投稿者:nakajima 投稿日時:木, 2013-08-15 22:25

 かねて、筆者は米国のデータセンターを利用する際の情報の秘守について疑問を呈してきた。2001年9月11日、筆者もサンフランシスコで同時多発テロ渦中の「戒厳令」に遭遇して、敵対勢力に対する米国の厳しい姿勢を体感した。その感触からすれば、その後に成立した「パトリオット法」は、それまでの平常時の常識を超える厳しい内容になることは容易に想像できた。
 特に、テロ組織がインターネットを通じて情報交換をしていたことを治安当局は重視した。インターネットに流れるテロに結びつく危険な情報を傍受できなかったことを、治安当局は「失態」として反省した。その結果は想像できた。治安当局がインターネットの監視を極端に強めることである。企業情報にまぎれてテロ組織の連絡が行われる懸念もあるので、企業情報もモニターするのは当然の流れだろう。
 クラウドサービスで米国偉業は米国内のデータセンターを利用することに、筆者は疑問を感じた。当時から、筆者は総務省系のデータセンター促進協議会(村井純会長)の副会長をしているが、同協議会でこの懸念を表明し、米国大手クラウド事業者の日本法人の幹部を招いて米国にデータセンターを置くことのリスクを聴いた。日本にもデータセンターを置くべきだと指摘したが、その時は立場上、米国のデータセンターでも問題ない、と楽観論を披露していた。しかし、その後、程なくして、各社とも日本にデータセンターを急いで開設した。日本法人の幹部たちも本音では、米国のデータセンターに疑問を抱いていたのではないか。
 これを要約すると、日本は情報を安全に守るデータセンターの立地条件があるということである。金融機関でスイスは特殊な国である。最近は少し揺らいでいるようだが、数年前までは絶対的に顧客の秘密を守る国だった。日本も、「情報」について秘密を保持する仕組みを厳格に作ってはどうか。そうすれば、国際競争力のあるデータセンター産業が育成できるのではないか。もちろん、テロに関わる情報の中継点になることは避けなければならないが、多民族国家である米国に比べれば、はるかにガードを堅くできるのではないか。

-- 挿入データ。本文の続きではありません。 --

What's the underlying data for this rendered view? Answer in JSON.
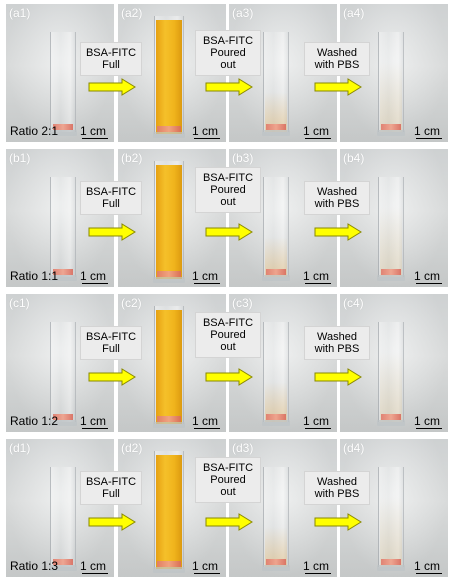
{
  "rows": [
    {
      "ratio": "Ratio 2:1",
      "panels": [
        "(a1)",
        "(a2)",
        "(a3)",
        "(a4)"
      ],
      "steps": [
        {
          "line1": "BSA-FITC",
          "line2": "Full",
          "line3": ""
        },
        {
          "line1": "BSA-FITC",
          "line2": "Poured",
          "line3": "out"
        },
        {
          "line1": "Washed",
          "line2": "with PBS",
          "line3": ""
        }
      ]
    },
    {
      "ratio": "Ratio 1:1",
      "panels": [
        "(b1)",
        "(b2)",
        "(b3)",
        "(b4)"
      ],
      "steps": [
        {
          "line1": "BSA-FITC",
          "line2": "Full",
          "line3": ""
        },
        {
          "line1": "BSA-FITC",
          "line2": "Poured",
          "line3": "out"
        },
        {
          "line1": "Washed",
          "line2": "with PBS",
          "line3": ""
        }
      ]
    },
    {
      "ratio": "Ratio 1:2",
      "panels": [
        "(c1)",
        "(c2)",
        "(c3)",
        "(c4)"
      ],
      "steps": [
        {
          "line1": "BSA-FITC",
          "line2": "Full",
          "line3": ""
        },
        {
          "line1": "BSA-FITC",
          "line2": "Poured",
          "line3": "out"
        },
        {
          "line1": "Washed",
          "line2": "with PBS",
          "line3": ""
        }
      ]
    },
    {
      "ratio": "Ratio 1:3",
      "panels": [
        "(d1)",
        "(d2)",
        "(d3)",
        "(d4)"
      ],
      "steps": [
        {
          "line1": "BSA-FITC",
          "line2": "Full",
          "line3": ""
        },
        {
          "line1": "BSA-FITC",
          "line2": "Poured",
          "line3": "out"
        },
        {
          "line1": "Washed",
          "line2": "with PBS",
          "line3": ""
        }
      ]
    }
  ],
  "scale_label": "1 cm",
  "colors": {
    "arrow_fill": "#ffff00",
    "arrow_stroke": "#8a8a00",
    "liquid": "#f2b51f"
  }
}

 21世紀の高度情報社会は、サイバー攻撃の危機を迎えて、下手をすれば、システム全体の崩壊を心配しなければならないほどの危険な状況になっている。これを根本的に防ぐ技術を開発し、新しい価値を生み出すことができるのではないだろうか。
 われら、日本の情報サービス産業の必死の働きどころではないか。